Pada saat ini, tiga orang berjalan keluar dari lift dengan santai. Seketika mata Bos Farhan berbinar, dia sudah menemukan tujuannya.


“Inilah orang yang memukul Tuan Finn. Aku sudah mencari tahu, namanya Alex,” ucap seorang preman kepada Bos Farhan.


Bos Farhan mengangguk, “Aku tahu, kepung dulu mereka, jangan biarkan mereka pergi begitu saja. Tapi, di antara mereka ada Geya, tampaknya hal ini akan sangat menarik.”


Puluhan preman segera masuk ke dalam Hotel Snow, lalu mengepung Alex. Ekspresi mereka sangat galak, tangan mereka juga memegang senjata.


Beberapa preman datang ke meja resepsionis. Dia menggunakan baja menunjuk pelayan, kemudian berkata dengan marah, “Nggak usah ikut campur. Kami dari PT. Mega, aku peringati kalian nggak usah ikut campur. Kalau gak kalian pikir saja apa masih bisa mencari nafkah di kota Kendari.”

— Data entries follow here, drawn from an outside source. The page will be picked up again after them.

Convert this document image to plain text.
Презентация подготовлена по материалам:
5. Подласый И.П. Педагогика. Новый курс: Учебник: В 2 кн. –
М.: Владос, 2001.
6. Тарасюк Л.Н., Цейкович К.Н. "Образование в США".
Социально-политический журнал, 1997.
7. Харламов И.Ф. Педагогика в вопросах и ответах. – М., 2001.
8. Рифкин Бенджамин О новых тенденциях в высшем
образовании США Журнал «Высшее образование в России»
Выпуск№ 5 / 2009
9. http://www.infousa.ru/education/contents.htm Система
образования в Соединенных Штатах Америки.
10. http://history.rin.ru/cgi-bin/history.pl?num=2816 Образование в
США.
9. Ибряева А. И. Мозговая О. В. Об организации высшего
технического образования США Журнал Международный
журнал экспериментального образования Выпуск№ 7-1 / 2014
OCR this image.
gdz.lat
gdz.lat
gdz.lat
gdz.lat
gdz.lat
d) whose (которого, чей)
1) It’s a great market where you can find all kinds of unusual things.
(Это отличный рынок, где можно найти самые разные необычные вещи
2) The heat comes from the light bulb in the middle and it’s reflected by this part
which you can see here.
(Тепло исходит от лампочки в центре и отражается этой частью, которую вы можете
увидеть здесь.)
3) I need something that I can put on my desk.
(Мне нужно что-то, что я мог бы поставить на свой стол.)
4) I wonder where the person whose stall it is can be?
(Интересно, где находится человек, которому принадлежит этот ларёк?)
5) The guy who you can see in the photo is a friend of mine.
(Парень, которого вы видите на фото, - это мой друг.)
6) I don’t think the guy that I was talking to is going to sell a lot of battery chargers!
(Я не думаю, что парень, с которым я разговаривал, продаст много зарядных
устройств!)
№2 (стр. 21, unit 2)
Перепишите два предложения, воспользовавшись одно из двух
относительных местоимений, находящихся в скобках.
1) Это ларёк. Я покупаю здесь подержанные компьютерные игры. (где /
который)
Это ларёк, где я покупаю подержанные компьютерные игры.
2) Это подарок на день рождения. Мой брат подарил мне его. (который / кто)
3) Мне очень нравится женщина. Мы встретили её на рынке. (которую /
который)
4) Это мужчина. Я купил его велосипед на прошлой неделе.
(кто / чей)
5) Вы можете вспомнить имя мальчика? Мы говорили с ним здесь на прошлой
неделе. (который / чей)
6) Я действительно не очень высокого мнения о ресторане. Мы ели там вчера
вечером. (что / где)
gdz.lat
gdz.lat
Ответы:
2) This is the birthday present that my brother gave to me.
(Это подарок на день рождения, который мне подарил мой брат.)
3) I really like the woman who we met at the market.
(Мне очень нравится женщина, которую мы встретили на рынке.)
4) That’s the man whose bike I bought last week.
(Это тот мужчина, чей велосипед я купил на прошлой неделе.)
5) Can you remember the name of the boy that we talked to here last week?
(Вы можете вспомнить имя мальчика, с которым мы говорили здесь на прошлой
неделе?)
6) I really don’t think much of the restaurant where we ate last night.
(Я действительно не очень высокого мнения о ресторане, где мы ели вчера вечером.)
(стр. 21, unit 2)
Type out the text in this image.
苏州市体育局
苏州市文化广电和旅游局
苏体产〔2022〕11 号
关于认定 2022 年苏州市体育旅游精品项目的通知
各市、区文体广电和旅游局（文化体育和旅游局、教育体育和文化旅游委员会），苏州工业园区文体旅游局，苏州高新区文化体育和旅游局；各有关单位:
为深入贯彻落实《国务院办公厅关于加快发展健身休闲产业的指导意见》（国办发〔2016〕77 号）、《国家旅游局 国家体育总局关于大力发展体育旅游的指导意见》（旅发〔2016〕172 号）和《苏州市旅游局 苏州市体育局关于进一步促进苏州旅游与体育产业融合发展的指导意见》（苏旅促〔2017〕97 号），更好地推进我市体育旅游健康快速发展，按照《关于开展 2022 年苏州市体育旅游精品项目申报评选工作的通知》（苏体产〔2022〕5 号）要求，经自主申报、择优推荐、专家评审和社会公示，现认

Seketika ucapan ini membuat orang-orang di resepsionis nggak berani bergerak. Para karyawan itu sangat membutuhkan uang untuk kelangsungan hidup mereka. Sekarang setelah mendengar ucapan mereka, mereka juga tahu diri mereka tidak sanggup menyinggung PT. Mega, jadi mereka hanya bisa mengangkat sepasang tangan.


Sedangkan preman itu menatap ke meja resepsionis dengan puas, lalu dengan santai mengamati situasi di depan.


Sekarang Alex dan kedua temannya sudah dikepung, sedangkan Alex menatap para preman itu dengan kaget.


“Apa? Bagaimanapun juga, PT. Mega adalah perusahaan besar di kota Kendari, kok sedikit banget orang yang kemari, selain itu kemampuan orang-orang ini juga di bawah rata-rata. Atau kalian memandang rendah diriku, merasa puluhan preman ini bisa mengalahkanku?"


Alex hanya mencibir, sebenarnya dia tahu ada banyak orang di luar Hotel Snow, selain itu ada beberapa master di dalam.


Jadi ucapannya tadi hanya untuk membuat para master itu keluar.


Dia benar-benar tidak tertarik untuk mengalahkan para preman ini, selain itu dia juga tahu kedatangan mereka hanya untuk menghebohkan situasi saja. Sementara itu, yang akan berurusan dengannya adalah para master itu.


Bos Farhan berjalan kemari pada saat ini, lalu menatap Alex dengan dingin. “Apa kamu tahu siapa kami?”